Thomas Fuller for The New York Times:
The circular building housing Apple’s headquarters in Silicon Valley is so big, it’s nearly a mile in circumference. So it’s hard to fathom that it is not actually attached to the ground. The spaceship, as the building is often called, is a mammoth example of a technology that reduces earthquake shaking by as much as 80 percent.
While other buildings in Silicon Valley are likely to suffer damage and be nonfunctional for days, if not months, after an earthquake, Apple’s headquarters, which were completed early last year, are designed to be usable immediately after the Big One.

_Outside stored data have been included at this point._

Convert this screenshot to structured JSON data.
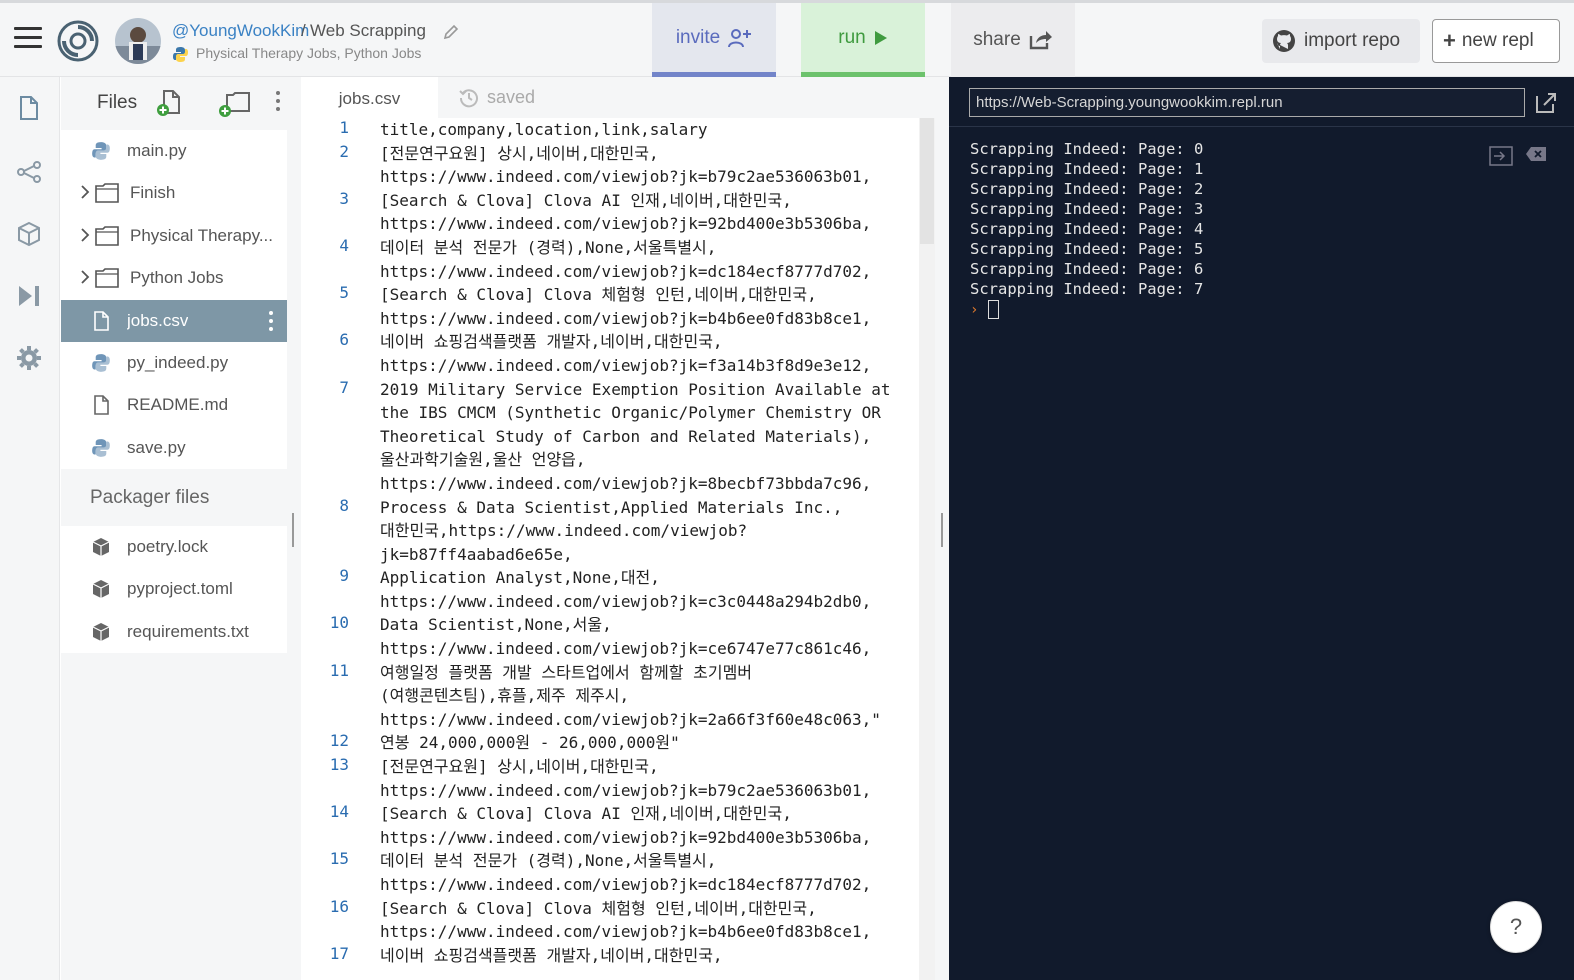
{
  "topbar": {
    "owner": "@YoungWookKim",
    "separator": "/",
    "repl_name": "Web Scrapping",
    "description": "Physical Therapy Jobs, Python Jobs",
    "invite_label": "invite",
    "run_label": "run",
    "share_label": "share",
    "import_label": "import repo",
    "new_label": "new repl"
  },
  "files": {
    "title": "Files",
    "items": [
      {
        "name": "main.py",
        "type": "python"
      },
      {
        "name": "Finish",
        "type": "folder"
      },
      {
        "name": "Physical Therapy...",
        "type": "folder"
      },
      {
        "name": "Python Jobs",
        "type": "folder"
      },
      {
        "name": "jobs.csv",
        "type": "file",
        "selected": true
      },
      {
        "name": "py_indeed.py",
        "type": "python"
      },
      {
        "name": "README.md",
        "type": "file"
      },
      {
        "name": "save.py",
        "type": "python"
      }
    ],
    "packager_title": "Packager files",
    "packager_items": [
      {
        "name": "poetry.lock"
      },
      {
        "name": "pyproject.toml"
      },
      {
        "name": "requirements.txt"
      }
    ]
  },
  "editor": {
    "tab": "jobs.csv",
    "status": "saved",
    "lines": [
      {
        "n": "1",
        "text": "title,company,location,link,salary"
      },
      {
        "n": "2",
        "text": "[전문연구요원] 상시,네이버,대한민국,\nhttps://www.indeed.com/viewjob?jk=b79c2ae536063b01,"
      },
      {
        "n": "3",
        "text": "[Search & Clova] Clova AI 인재,네이버,대한민국,\nhttps://www.indeed.com/viewjob?jk=92bd400e3b5306ba,"
      },
      {
        "n": "4",
        "text": "데이터 분석 전문가 (경력),None,서울특별시,\nhttps://www.indeed.com/viewjob?jk=dc184ecf8777d702,"
      },
      {
        "n": "5",
        "text": "[Search & Clova] Clova 체험형 인턴,네이버,대한민국,\nhttps://www.indeed.com/viewjob?jk=b4b6ee0fd83b8ce1,"
      },
      {
        "n": "6",
        "text": "네이버 쇼핑검색플랫폼 개발자,네이버,대한민국,\nhttps://www.indeed.com/viewjob?jk=f3a14b3f8d9e3e12,"
      },
      {
        "n": "7",
        "text": "2019 Military Service Exemption Position Available at\nthe IBS CMCM (Synthetic Organic/Polymer Chemistry OR\nTheoretical Study of Carbon and Related Materials),\n울산과학기술원,울산 언양읍,\nhttps://www.indeed.com/viewjob?jk=8becbf73bbda7c96,"
      },
      {
        "n": "8",
        "text": "Process & Data Scientist,Applied Materials Inc.,\n대한민국,https://www.indeed.com/viewjob?\njk=b87ff4aabad6e65e,"
      },
      {
        "n": "9",
        "text": "Application Analyst,None,대전,\nhttps://www.indeed.com/viewjob?jk=c3c0448a294b2db0,"
      },
      {
        "n": "10",
        "text": "Data Scientist,None,서울,\nhttps://www.indeed.com/viewjob?jk=ce6747e77c861c46,"
      },
      {
        "n": "11",
        "text": "여행일정 플랫폼 개발 스타트업에서 함께할 초기멤버\n(여행콘텐츠팀),휴플,제주 제주시,\nhttps://www.indeed.com/viewjob?jk=2a66f3f60e48c063,\""
      },
      {
        "n": "12",
        "text": "연봉 24,000,000원 - 26,000,000원\""
      },
      {
        "n": "13",
        "text": "[전문연구요원] 상시,네이버,대한민국,\nhttps://www.indeed.com/viewjob?jk=b79c2ae536063b01,"
      },
      {
        "n": "14",
        "text": "[Search & Clova] Clova AI 인재,네이버,대한민국,\nhttps://www.indeed.com/viewjob?jk=92bd400e3b5306ba,"
      },
      {
        "n": "15",
        "text": "데이터 분석 전문가 (경력),None,서울특별시,\nhttps://www.indeed.com/viewjob?jk=dc184ecf8777d702,"
      },
      {
        "n": "16",
        "text": "[Search & Clova] Clova 체험형 인턴,네이버,대한민국,\nhttps://www.indeed.com/viewjob?jk=b4b6ee0fd83b8ce1,"
      },
      {
        "n": "17",
        "text": "네이버 쇼핑검색플랫폼 개발자,네이버,대한민국,"
      }
    ]
  },
  "console": {
    "url": "https://Web-Scrapping.youngwookkim.repl.run",
    "output": [
      "Scrapping Indeed: Page: 0",
      "Scrapping Indeed: Page: 1",
      "Scrapping Indeed: Page: 2",
      "Scrapping Indeed: Page: 3",
      "Scrapping Indeed: Page: 4",
      "Scrapping Indeed: Page: 5",
      "Scrapping Indeed: Page: 6",
      "Scrapping Indeed: Page: 7"
    ],
    "prompt": "›"
  },
  "help_label": "?"
}
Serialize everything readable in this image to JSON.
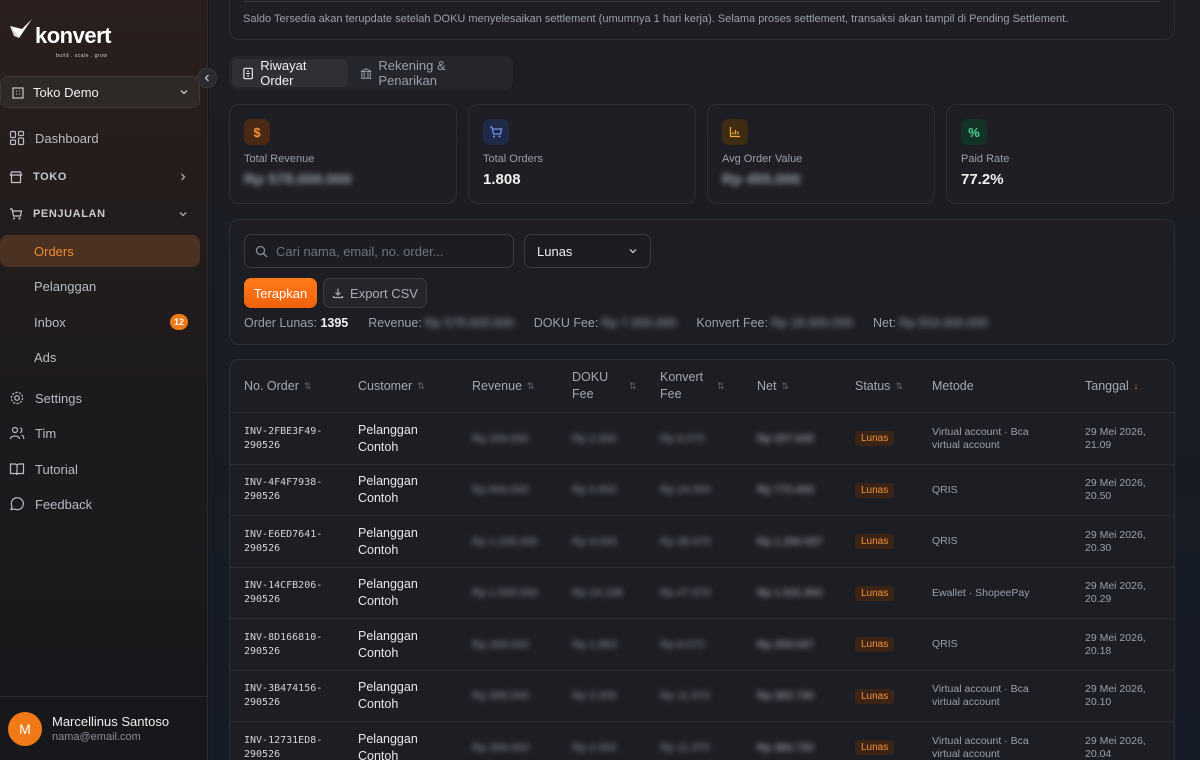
{
  "brand": {
    "name": "konvert",
    "tagline": "build . scale . grow"
  },
  "store": {
    "name": "Toko Demo"
  },
  "nav": {
    "dashboard": "Dashboard",
    "toko": "TOKO",
    "penjualan": "PENJUALAN",
    "orders": "Orders",
    "pelanggan": "Pelanggan",
    "inbox": "Inbox",
    "inbox_count": "12",
    "ads": "Ads",
    "settings": "Settings",
    "tim": "Tim",
    "tutorial": "Tutorial",
    "feedback": "Feedback"
  },
  "user": {
    "initial": "M",
    "name": "Marcellinus Santoso",
    "email": "nama@email.com"
  },
  "notice": "Saldo Tersedia akan terupdate setelah DOKU menyelesaikan settlement (umumnya 1 hari kerja). Selama proses settlement, transaksi akan tampil di Pending Settlement.",
  "tabs": [
    "Riwayat Order",
    "Rekening & Penarikan"
  ],
  "stats": [
    {
      "label": "Total Revenue",
      "value": "Rp 578.000.000",
      "icon": "$",
      "blurred": true
    },
    {
      "label": "Total Orders",
      "value": "1.808",
      "icon": "cart",
      "blurred": false
    },
    {
      "label": "Avg Order Value",
      "value": "Rp 455.000",
      "icon": "bar-chart",
      "blurred": true
    },
    {
      "label": "Paid Rate",
      "value": "77.2%",
      "icon": "%",
      "blurred": false
    }
  ],
  "filters": {
    "search_placeholder": "Cari nama, email, no. order...",
    "status": "Lunas",
    "apply": "Terapkan",
    "export": "Export CSV"
  },
  "summary": {
    "order_label": "Order Lunas:",
    "order_count": "1395",
    "revenue_label": "Revenue:",
    "revenue_value": "Rp 578.000.000",
    "doku_label": "DOKU Fee:",
    "doku_value": "Rp 7.000.000",
    "konvert_label": "Konvert Fee:",
    "konvert_value": "Rp 18.000.000",
    "net_label": "Net:",
    "net_value": "Rp 553.000.000"
  },
  "table": {
    "headers": [
      "No. Order",
      "Customer",
      "Revenue",
      "DOKU Fee",
      "Konvert Fee",
      "Net",
      "Status",
      "Metode",
      "Tanggal"
    ],
    "rows": [
      {
        "order": [
          "INV-2FBE3F49-",
          "290526"
        ],
        "customer": [
          "Pelanggan",
          "Contoh"
        ],
        "revenue": "Rp 269.000",
        "doku": "Rp 3.300",
        "konvert": "Rp 8.070",
        "net": "Rp 257.630",
        "status": "Lunas",
        "method": [
          "Virtual account · Bca",
          "virtual account"
        ],
        "date": [
          "29 Mei 2026,",
          "21.09"
        ]
      },
      {
        "order": [
          "INV-4F4F7938-",
          "290526"
        ],
        "customer": [
          "Pelanggan",
          "Contoh"
        ],
        "revenue": "Rp 800.000",
        "doku": "Rp 5.600",
        "konvert": "Rp 24.000",
        "net": "Rp 770.400",
        "status": "Lunas",
        "method": [
          "QRIS",
          ""
        ],
        "date": [
          "29 Mei 2026,",
          "20.50"
        ]
      },
      {
        "order": [
          "INV-E6ED7641-",
          "290526"
        ],
        "customer": [
          "Pelanggan",
          "Contoh"
        ],
        "revenue": "Rp 1.299.000",
        "doku": "Rp 9.093",
        "konvert": "Rp 38.970",
        "net": "Rp 1.250.937",
        "status": "Lunas",
        "method": [
          "QRIS",
          ""
        ],
        "date": [
          "29 Mei 2026,",
          "20.30"
        ]
      },
      {
        "order": [
          "INV-14CFB206-",
          "290526"
        ],
        "customer": [
          "Pelanggan",
          "Contoh"
        ],
        "revenue": "Rp 1.599.000",
        "doku": "Rp 19.188",
        "konvert": "Rp 47.970",
        "net": "Rp 1.531.842",
        "status": "Lunas",
        "method": [
          "Ewallet · ShopeePay",
          ""
        ],
        "date": [
          "29 Mei 2026,",
          "20.29"
        ]
      },
      {
        "order": [
          "INV-8D166810-",
          "290526"
        ],
        "customer": [
          "Pelanggan",
          "Contoh"
        ],
        "revenue": "Rp 269.000",
        "doku": "Rp 1.883",
        "konvert": "Rp 8.070",
        "net": "Rp 259.047",
        "status": "Lunas",
        "method": [
          "QRIS",
          ""
        ],
        "date": [
          "29 Mei 2026,",
          "20.18"
        ]
      },
      {
        "order": [
          "INV-3B474156-",
          "290526"
        ],
        "customer": [
          "Pelanggan",
          "Contoh"
        ],
        "revenue": "Rp 399.000",
        "doku": "Rp 3.300",
        "konvert": "Rp 11.970",
        "net": "Rp 383.730",
        "status": "Lunas",
        "method": [
          "Virtual account · Bca",
          "virtual account"
        ],
        "date": [
          "29 Mei 2026,",
          "20.10"
        ]
      },
      {
        "order": [
          "INV-12731ED8-",
          "290526"
        ],
        "customer": [
          "Pelanggan",
          "Contoh"
        ],
        "revenue": "Rp 399.000",
        "doku": "Rp 3.300",
        "konvert": "Rp 11.970",
        "net": "Rp 383.730",
        "status": "Lunas",
        "method": [
          "Virtual account · Bca",
          "virtual account"
        ],
        "date": [
          "29 Mei 2026,",
          "20.04"
        ]
      }
    ]
  },
  "colors": {
    "accent": "#f07a18",
    "active_bg": "#4a3122",
    "status_text": "#f39238"
  }
}
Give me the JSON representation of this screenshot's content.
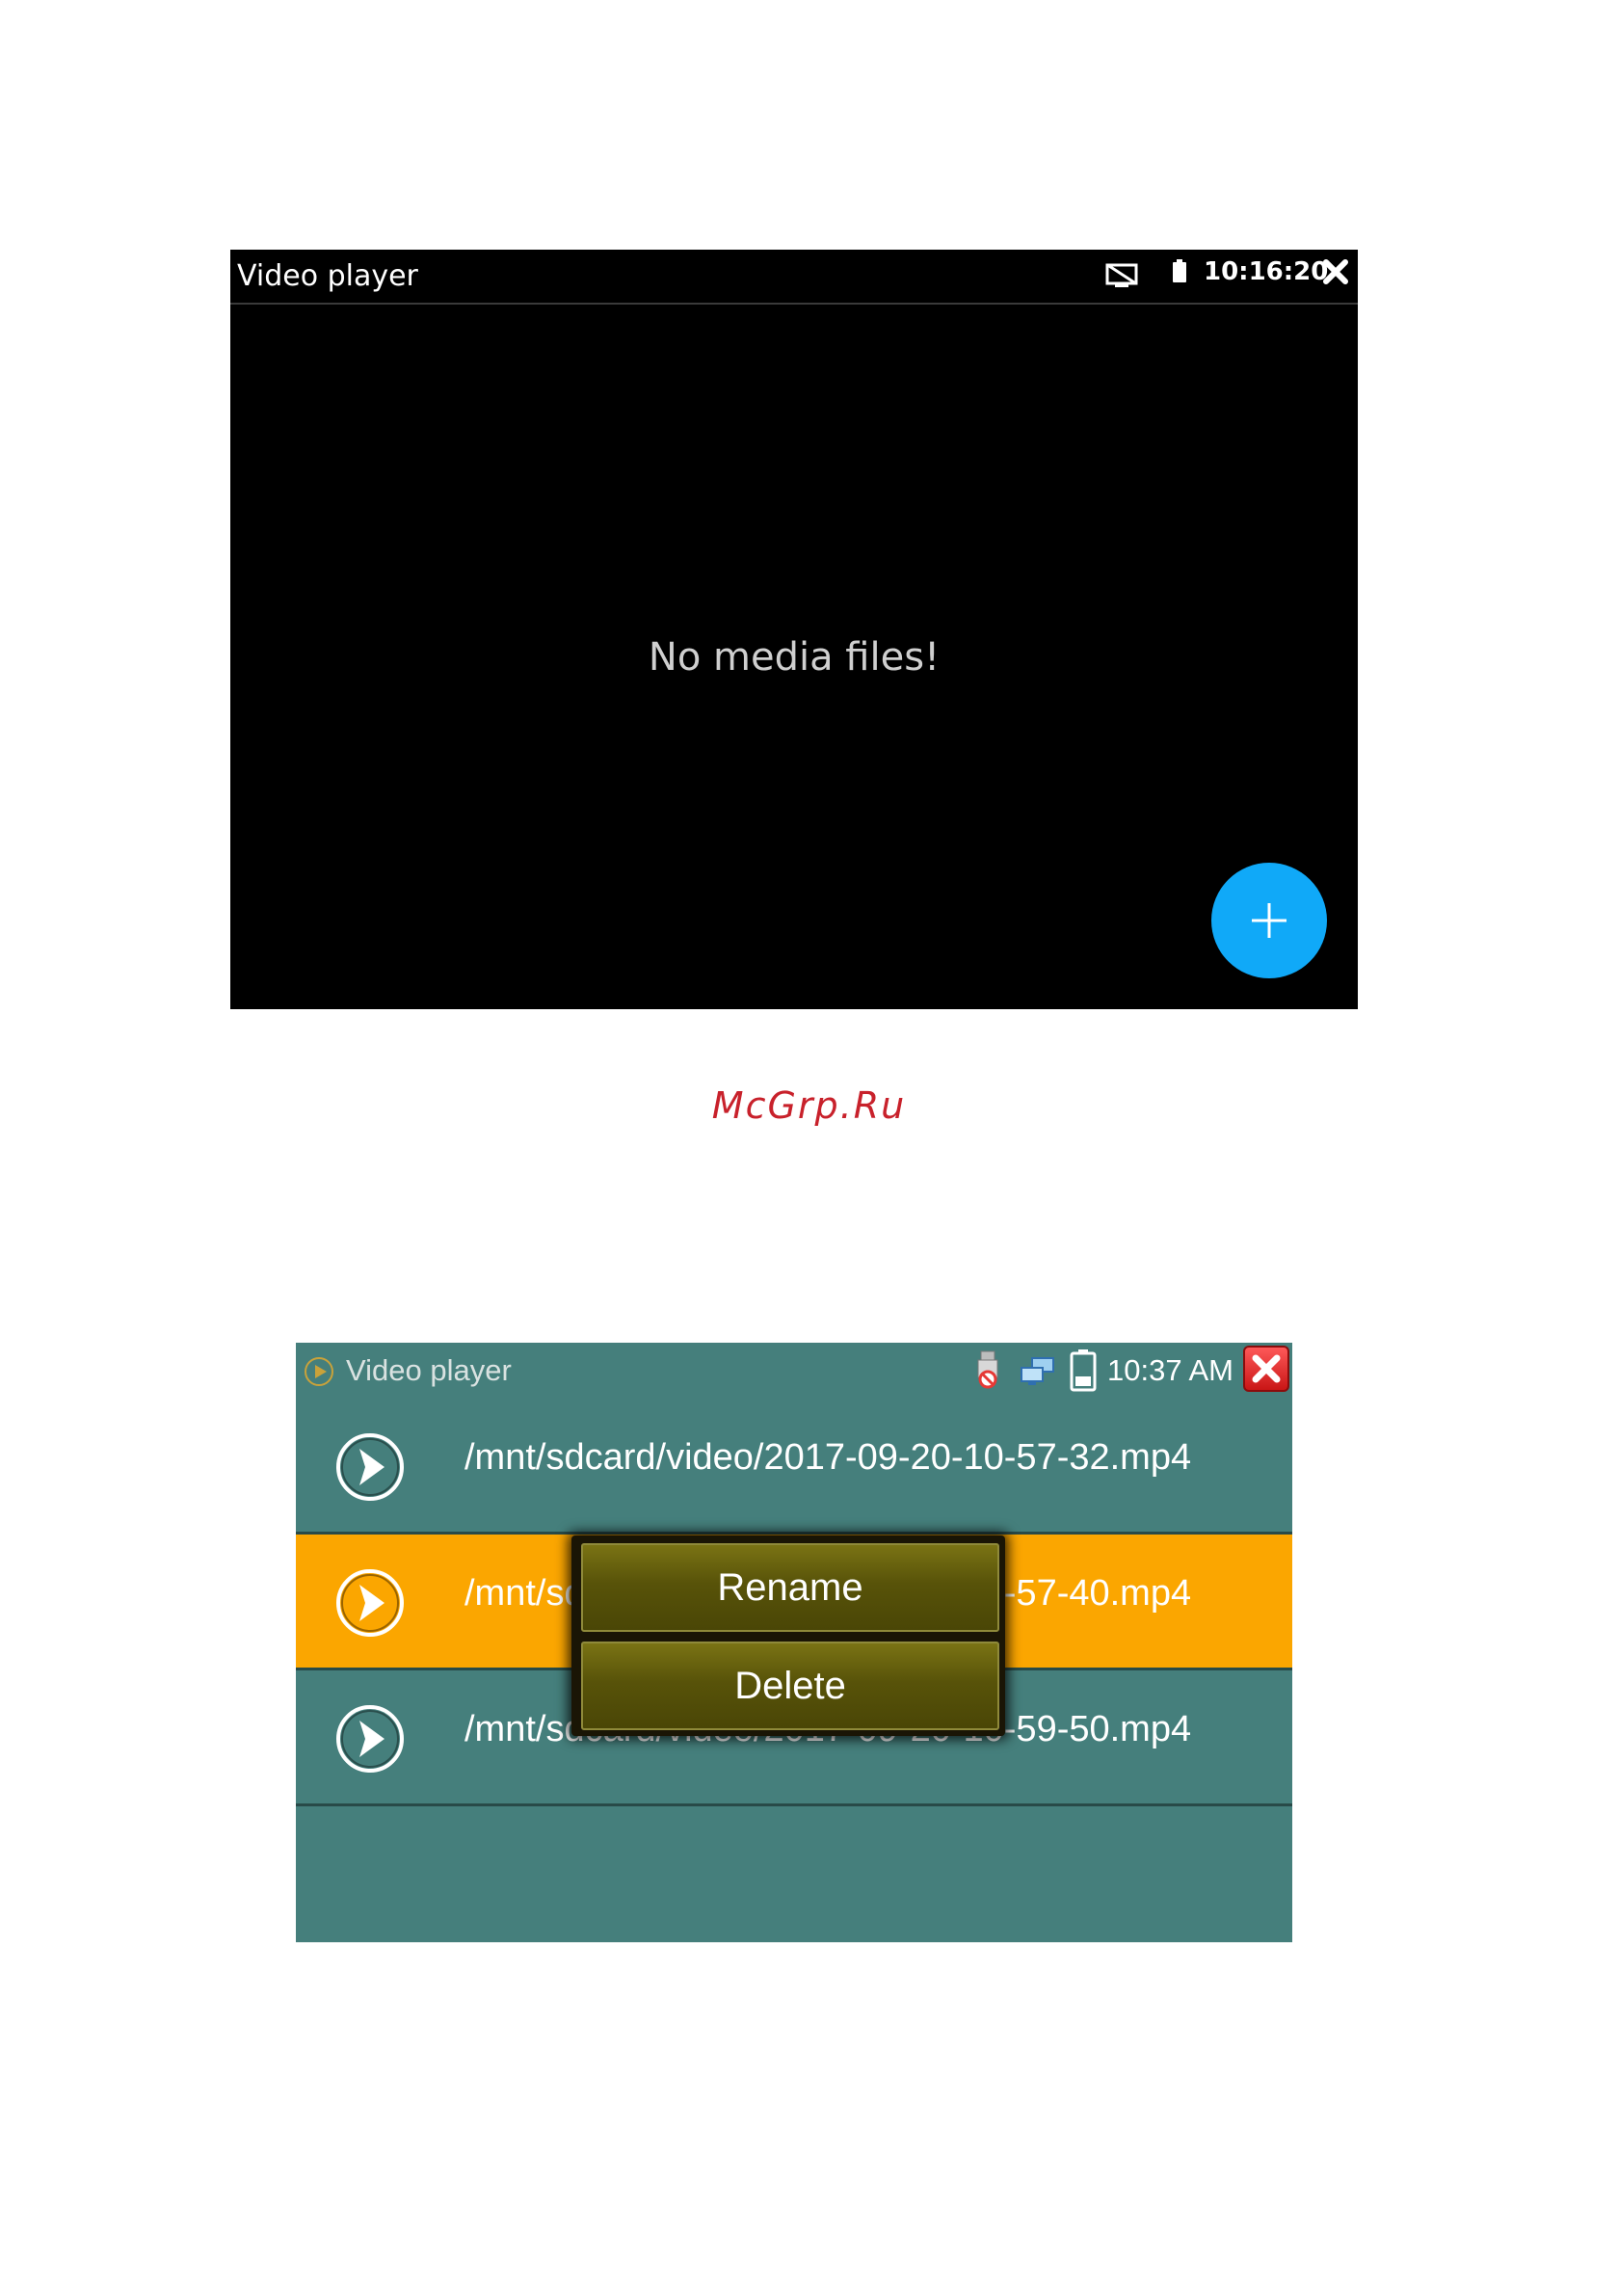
{
  "screen1": {
    "title": "Video player",
    "time": "10:16:20",
    "empty_message": "No media files!",
    "icons": {
      "cast": "screen-cast-off-icon",
      "battery": "battery-icon",
      "close": "close-icon",
      "add": "plus-icon"
    },
    "fab_color": "#10a9f8"
  },
  "watermark": "McGrp.Ru",
  "screen2": {
    "title": "Video player",
    "time": "10:37 AM",
    "icons": {
      "app": "play-circle-icon",
      "usb": "usb-disconnected-icon",
      "network": "network-icon",
      "battery": "battery-icon",
      "close": "close-icon"
    },
    "files": [
      {
        "path": "/mnt/sdcard/video/2017-09-20-10-57-32.mp4",
        "selected": false
      },
      {
        "path": "/mnt/sdcard/video/2017-09-20-10-57-40.mp4",
        "selected": true
      },
      {
        "path": "/mnt/sdcard/video/2017-09-20-10-59-50.mp4",
        "selected": false
      }
    ],
    "context_menu": {
      "rename_label": "Rename",
      "delete_label": "Delete"
    },
    "colors": {
      "background": "#457f7c",
      "selected_row": "#fba600"
    }
  }
}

Two stories underground, beneath offices where engineers design iPhones and MacBooks, the building rests on 692 huge stainless steel saucers. When the ground shakes, the building can shift as much as four feet in any direction on the saucers. Picture an ice cube on a plate. If you shake the plate back and forth, the ice cube slides to stay nearly stationary.
Jony Ive, Apple’s chief design officer, said in an interview that he and Steve Jobs, the Apple co-founder who died in 2011, considered base isolation essential protection for the headquarters — and the brain trust that resides within… Mr. Jobs was greatly inspired by Japanese engineering, including the ways buildings were designed in Japan to prevent earthquake damage, Mr. Ive said.
MacDailyNews Take: Spaceships can’t take off when they’re attached to the ground.
Hopefully, the building never needs to shift more than 4 feet in any direction.
[Thanks to MacDailyNews Readers “Fred Mertz” and “TJ” for the heads up.]
This will all work… provided that, after the “big one”, the Pacific doesn’t come rushing inland.
It’s 236 feet above sea level
Those 692 huge stainless steel saucers are actually anti-gravity engines that allow the spaceship to take off.
And it floats! Like a life preserver! Other buildings will need to grab on.
Nice to plan details like that in their design.
Word has it they overestimated the number of stainless steel rings thus..the Mac Pro.
Good to know the iHole will survive
Until a big one “actually” happens, they are “assuming’ that their Quake engineering will save the day, I suspect mother nature is far more powerful than they expect.. but we’ll never know for sure until one happens, and if and when it does, even if Apple Park survives as anticipated, not much around it will.